Why do we have sex dreams and what do they mean?
Sex dreams happen, and when they do, they’re often quite strange.
Why am I dreaming about that person I have no romantic interest in?
Why do I keep having slumber visions of myself having sex in public, when that seems terrifying in waking life?
What does it all mean?
Most of the time, sex dreams are really nothing to ponder too deeply – they don’t necessarily reveal some bigger hidden truth about your sexuality, and you shouldn’t panic if your dream self has dream sex with someone you IRL hate.
Think of dreams as a space for your mind to go a bit wild and play around, working out whatever it fancies in ways that might not make sense to your awake self.
But to answer some of the questions about sex dreams that so often come up, we chatted with relationship therapist Zoé Williams at GearHungry for her expertise.
Why do we have sex dreams?
There’s a wealth of scientific exploration into why we dream at all, but the answer to why our dreams are so often sexual in nature is pretty simple – it’s all down to the layout of our brains and how we produce hormones.
Oxytocin – also known as the love hormone – is bouncing around our mind when we’re sexually aroused or feeling romantic.
And the part of our brain that handles oxytocin is right by the areas of the brain that manage whether we’re asleep or awake.
‘Hypothalamus, the nuclei that oversee the distribution of oxytocin is located close to the regions of the brain that monitors arousal, and more importantly, the sleep and awake states of the body,’ explains Zoé. ‘This is theorised as one of the main reason’s oxytocin is so active during sleep.’
Why are our sex dreams so weird?
When our brains are in our dream state, our rational skills aren’t firing on all cylindars.
‘The majority of dreaming (90%) takes place when we’re in a REM state of sleep, the fifth of the sleep stages that takes its name from the Rapid Eye Movement it produces,’ says Zoé.
‘When we’re in this state, our brain is just as active as when we’re awake during the day, though scientists attribute the strangeness of your dreams to the fact that, chemically, our brain is completely rewired when we sleep.
‘The areas of the brain that are most active during REM are the ones that control our emotions, specifically the limbic system, which is responsible for creating and controlling both good and bad emotions.
‘Compare this to the parts of brain that are least active – the frontal lobes, which are responsible for higher functioning activities and thought, and you now understand why our dreams can sometimes be erratic at best.’
What are the most common sex dreams?
According to a survey from 2020, these are the most common sex dreams for men and women…

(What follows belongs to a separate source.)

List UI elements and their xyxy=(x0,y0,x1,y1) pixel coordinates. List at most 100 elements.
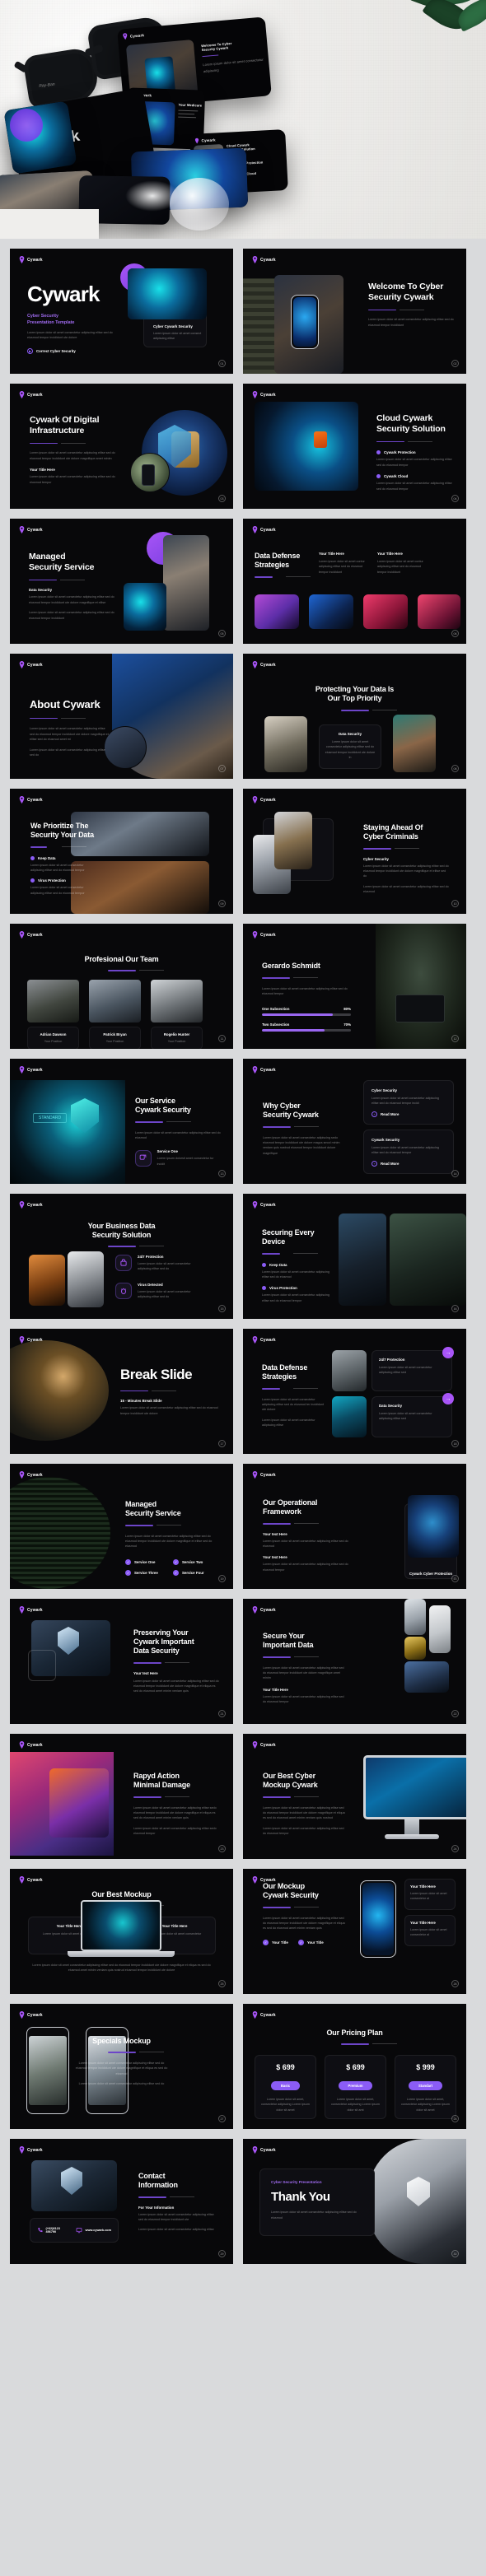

Women’s top 10 most common sex dreams:
Men’s top 10 most common sex dreams:
What do sex dreams mean?
It’s entirely up to you how much you far you want to explore the real-life meaning of your dreams. Sometimes it really is more worthwhile to just chalk it up to ‘well, that was weird’.
Zoé says: ‘All dreams are complex, maddening, blurring and sometimes just plain illogical. Traversing the valuable from the pointless is, sometimes, an arduous task that can result in very little info for the amount or research you put in.
‘If you were to ignore your sex dreams and get on with your everyday life, you would be no worse off than you were before.’
There are some hidden meanings you can draw out from patterns that keep coming up in your dreams, however – if you’re keen.
‘Dreaming about a sexual encounter doesn’t always mean you pine for the person, but it can be as simple as you find them attractive subconsciously,’ Zoé notes.
‘Where things get a bit more interesting is what type of sex dream you have with someone.
‘A dream involving an authority figure (teacher, boss) can indicate a desire for more control in your life – control that you don’t think you’re capable of giving yourself, or it could stem from a craving of attention that you don’t feel you’re currently getting.
‘Or a sex dream involving a more adventurous type of sex that you would normally never imagine can indicate a person wanting to let go, and get out of their comfort zone, subconsciously desiring a life free from self-judgements.’
How can you start analysing your sex dreams?
If you have sex dreams with recurring themes, or just want to find out what your snoozing mind has to say, the first step is to actually keep track.
Crack out a pen and paper, keep it by your bed, and write down whatever bits of your dream you remember the moment you wake up.
‘As with all dreams, the benefits of keeping a journal and writing all the details down are extremely helpful to understanding a connection,’ says Zoé. ‘Every week, read through your entries and see if there’s a connection, a sign that your subconscious is trying to tell you something, over time you may even start to notice over patterns, like particular dreams occurring at certain times, or even recurring characters.’